Category Archives: Greg Egan

Greg Egan

Now that so many aspects of life are subject to nothing but choice, people’s brains are seizing up. Now that there’s so much to be had, literally merely by wanting it, people are building new layers into their thought processes, to protect them from all this power and freedom; near-endless regressions of wanting to decide to want to decide to want to decide what the fuck it is they really do want.

Greg Egan, Quarantine, London, 1992, p. 27

Greg Egan

Immortality would have been meaningless, trapped in a ‘machine’ with a finite number of possible states; in a finite time he would have exhausted the list of every possible thing he could be. Only the promise of eternal growth made sense of eternal life.

Greg Egan, Permutation City, London, 1994, p. 286

Greg Egan

Immediately before taking up woodwork, he’d passionately devoured all the higher mathematics texts in the central library, run all the tutorial software, and then personally contributed several important new results to group theory—untroubled by the fact that none of the Elsyan mathematicians would ever be aware of his work. Before that, he’d written over three hundred comic operas, with librettos in Italian, French and English—and staged most of them, with puppet performers and audience. Before that, he’d patiently studied the structure and biochemistry of the human brain for sixty-seven years; towards the end he had fully grasped, to his own satisfaction, the nature of the process of consciousness. Every one of these pursuits had been utterly engrossing, and satisfying, at the time.

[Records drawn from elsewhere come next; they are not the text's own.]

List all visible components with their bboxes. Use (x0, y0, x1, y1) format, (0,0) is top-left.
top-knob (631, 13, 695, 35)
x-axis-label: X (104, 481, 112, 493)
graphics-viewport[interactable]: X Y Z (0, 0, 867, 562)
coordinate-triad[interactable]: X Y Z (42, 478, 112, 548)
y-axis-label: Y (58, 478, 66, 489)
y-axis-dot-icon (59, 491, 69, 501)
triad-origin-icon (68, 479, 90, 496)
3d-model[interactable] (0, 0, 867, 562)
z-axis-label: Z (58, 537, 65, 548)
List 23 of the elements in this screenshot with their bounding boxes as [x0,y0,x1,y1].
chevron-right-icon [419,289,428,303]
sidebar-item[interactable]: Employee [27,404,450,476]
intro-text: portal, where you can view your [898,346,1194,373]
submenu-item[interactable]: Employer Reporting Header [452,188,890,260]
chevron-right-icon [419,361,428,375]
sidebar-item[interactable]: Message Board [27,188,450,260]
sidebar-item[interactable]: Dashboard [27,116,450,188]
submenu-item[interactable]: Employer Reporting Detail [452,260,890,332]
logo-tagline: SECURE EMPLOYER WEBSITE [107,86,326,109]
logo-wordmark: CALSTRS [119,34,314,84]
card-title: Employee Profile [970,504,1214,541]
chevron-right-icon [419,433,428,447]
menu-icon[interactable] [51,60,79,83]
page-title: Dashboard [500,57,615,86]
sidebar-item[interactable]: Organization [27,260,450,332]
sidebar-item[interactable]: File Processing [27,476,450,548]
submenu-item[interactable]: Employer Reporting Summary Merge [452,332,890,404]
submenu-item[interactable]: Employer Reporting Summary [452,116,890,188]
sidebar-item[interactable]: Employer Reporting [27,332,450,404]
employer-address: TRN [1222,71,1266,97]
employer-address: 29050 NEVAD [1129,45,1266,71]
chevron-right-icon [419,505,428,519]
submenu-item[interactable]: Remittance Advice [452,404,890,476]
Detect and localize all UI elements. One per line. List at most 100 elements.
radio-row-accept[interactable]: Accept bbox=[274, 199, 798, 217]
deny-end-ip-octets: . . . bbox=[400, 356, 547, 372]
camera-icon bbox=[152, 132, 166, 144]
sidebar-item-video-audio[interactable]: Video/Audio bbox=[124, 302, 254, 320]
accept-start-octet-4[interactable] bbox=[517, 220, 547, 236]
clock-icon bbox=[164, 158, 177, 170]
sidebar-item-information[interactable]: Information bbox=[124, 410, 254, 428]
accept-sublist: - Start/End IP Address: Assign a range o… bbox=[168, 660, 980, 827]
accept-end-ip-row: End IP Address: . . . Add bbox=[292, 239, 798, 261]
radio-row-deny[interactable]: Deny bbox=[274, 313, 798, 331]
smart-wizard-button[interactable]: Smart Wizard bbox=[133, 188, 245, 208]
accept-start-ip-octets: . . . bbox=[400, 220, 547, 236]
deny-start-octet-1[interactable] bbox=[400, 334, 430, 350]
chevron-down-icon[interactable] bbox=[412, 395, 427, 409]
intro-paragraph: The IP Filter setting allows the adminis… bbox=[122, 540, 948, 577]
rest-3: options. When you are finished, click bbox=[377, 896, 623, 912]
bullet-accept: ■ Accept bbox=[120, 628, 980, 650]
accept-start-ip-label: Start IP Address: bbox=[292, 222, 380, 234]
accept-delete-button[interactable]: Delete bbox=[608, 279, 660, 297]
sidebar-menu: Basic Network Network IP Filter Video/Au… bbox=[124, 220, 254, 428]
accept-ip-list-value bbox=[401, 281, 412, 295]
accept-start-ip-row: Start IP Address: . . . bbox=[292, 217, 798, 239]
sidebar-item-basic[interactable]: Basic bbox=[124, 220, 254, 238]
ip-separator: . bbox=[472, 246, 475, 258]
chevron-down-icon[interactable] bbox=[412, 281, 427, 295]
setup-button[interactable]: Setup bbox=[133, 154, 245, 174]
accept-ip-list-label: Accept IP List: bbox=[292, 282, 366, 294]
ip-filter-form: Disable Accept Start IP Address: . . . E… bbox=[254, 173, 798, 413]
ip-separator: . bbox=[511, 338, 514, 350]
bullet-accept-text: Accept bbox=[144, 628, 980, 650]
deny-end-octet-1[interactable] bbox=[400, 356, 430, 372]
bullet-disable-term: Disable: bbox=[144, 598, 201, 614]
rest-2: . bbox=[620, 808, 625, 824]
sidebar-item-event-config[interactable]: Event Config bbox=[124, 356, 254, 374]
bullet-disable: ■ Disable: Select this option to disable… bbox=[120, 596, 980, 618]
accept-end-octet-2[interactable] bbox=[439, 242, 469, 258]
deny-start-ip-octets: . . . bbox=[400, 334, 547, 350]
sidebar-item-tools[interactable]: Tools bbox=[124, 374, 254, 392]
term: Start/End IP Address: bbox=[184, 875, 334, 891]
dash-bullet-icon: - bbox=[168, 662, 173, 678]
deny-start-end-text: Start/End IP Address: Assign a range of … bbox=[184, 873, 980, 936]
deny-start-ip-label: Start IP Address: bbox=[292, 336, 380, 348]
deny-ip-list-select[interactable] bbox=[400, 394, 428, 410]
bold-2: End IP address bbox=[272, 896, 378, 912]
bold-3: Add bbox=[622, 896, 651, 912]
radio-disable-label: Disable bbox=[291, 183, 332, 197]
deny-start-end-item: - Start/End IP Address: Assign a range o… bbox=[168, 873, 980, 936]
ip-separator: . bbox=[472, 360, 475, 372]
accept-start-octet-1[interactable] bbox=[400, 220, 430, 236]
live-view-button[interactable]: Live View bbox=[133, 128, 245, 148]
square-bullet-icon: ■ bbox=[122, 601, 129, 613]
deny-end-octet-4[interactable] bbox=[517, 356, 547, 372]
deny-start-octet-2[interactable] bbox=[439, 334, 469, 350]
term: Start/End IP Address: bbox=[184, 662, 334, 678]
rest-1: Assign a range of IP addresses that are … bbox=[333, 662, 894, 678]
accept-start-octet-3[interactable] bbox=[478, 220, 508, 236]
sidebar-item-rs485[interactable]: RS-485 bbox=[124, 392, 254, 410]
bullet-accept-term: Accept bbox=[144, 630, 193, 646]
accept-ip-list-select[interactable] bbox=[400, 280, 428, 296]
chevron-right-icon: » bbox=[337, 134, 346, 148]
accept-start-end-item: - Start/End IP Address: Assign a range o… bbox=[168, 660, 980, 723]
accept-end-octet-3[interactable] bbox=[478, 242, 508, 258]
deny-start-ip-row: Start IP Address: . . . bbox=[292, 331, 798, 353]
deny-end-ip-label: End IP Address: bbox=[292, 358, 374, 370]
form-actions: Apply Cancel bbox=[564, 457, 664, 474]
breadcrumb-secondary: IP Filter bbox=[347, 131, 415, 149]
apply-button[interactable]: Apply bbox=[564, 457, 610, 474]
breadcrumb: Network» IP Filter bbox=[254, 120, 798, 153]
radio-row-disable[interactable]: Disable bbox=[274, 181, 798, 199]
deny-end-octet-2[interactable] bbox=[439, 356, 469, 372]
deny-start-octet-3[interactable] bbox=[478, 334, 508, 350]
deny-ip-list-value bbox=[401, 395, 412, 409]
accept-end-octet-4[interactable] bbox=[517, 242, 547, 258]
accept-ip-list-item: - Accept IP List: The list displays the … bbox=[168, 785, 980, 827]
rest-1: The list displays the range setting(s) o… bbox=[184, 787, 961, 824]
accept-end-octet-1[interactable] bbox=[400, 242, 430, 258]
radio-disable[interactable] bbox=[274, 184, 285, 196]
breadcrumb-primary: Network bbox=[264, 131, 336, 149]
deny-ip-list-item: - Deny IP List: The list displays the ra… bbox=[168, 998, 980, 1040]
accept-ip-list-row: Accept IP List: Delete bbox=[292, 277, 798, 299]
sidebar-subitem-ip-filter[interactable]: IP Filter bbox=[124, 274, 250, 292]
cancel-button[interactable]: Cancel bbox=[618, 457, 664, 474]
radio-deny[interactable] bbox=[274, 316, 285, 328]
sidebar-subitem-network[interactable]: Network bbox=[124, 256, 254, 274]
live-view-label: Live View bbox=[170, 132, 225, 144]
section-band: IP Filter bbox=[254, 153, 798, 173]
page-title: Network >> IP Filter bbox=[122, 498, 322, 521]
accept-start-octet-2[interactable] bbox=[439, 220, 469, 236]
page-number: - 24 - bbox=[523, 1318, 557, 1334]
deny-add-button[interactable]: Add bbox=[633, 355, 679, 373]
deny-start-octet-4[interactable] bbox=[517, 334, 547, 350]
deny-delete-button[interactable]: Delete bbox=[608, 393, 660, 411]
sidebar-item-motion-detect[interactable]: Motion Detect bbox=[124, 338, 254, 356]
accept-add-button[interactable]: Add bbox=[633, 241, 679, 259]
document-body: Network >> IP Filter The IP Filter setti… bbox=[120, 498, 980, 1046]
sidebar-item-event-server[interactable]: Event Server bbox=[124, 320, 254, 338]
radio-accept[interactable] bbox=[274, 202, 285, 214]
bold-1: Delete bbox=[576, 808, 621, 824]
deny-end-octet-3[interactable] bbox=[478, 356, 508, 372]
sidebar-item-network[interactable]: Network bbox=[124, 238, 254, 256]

Greg Egan, Permutation City, London, 1994, p. 277

Greg Egan

Freud had saddled Western culture with the bizarre notion that the least considered utterances were always, magically, the truest—that reflection added nothing, and the ego merely censored or lied. It was an idea born more of convenience than anything else: he’d identified the part of the mind easiest to circumvent—with tricks like free association—and then declared the product of all that remained to be ‘honest’.

Greg Egan, Distress, London, 1995, pp. 82-83

Greg Egan

Sex is like a diamond forged in a slaughterhouse. Three billion years of unconscious reproduction. Half a billion more stumbling towards animals that weren’t just compelled to mate, but were happy to do it–and finally knew that they were happy. Millions of years spent honing that feeling, making it the most perfect thing in the world. And all just because it worked. All just because it churned out more of the same. […] Anyone can take the diamond. It’s there for the asking. But it’s not a lure for us. It’s not a bribe. We’ve stolen the prize, we’ve torn it free. It’s ours to do what we like with.

Greg Egan, Teranesia, London, 1995, p. 95

Greg Egan

If I am going to die, there’s no need to ‘make peace’ with myself, no reason to ‘compose myself’ for death. The way I face extinction is just as fleeting, just as irrelevant, as the way I faced every other moment of my life. The one and only thing that could make this time matter would be finding a way to survive.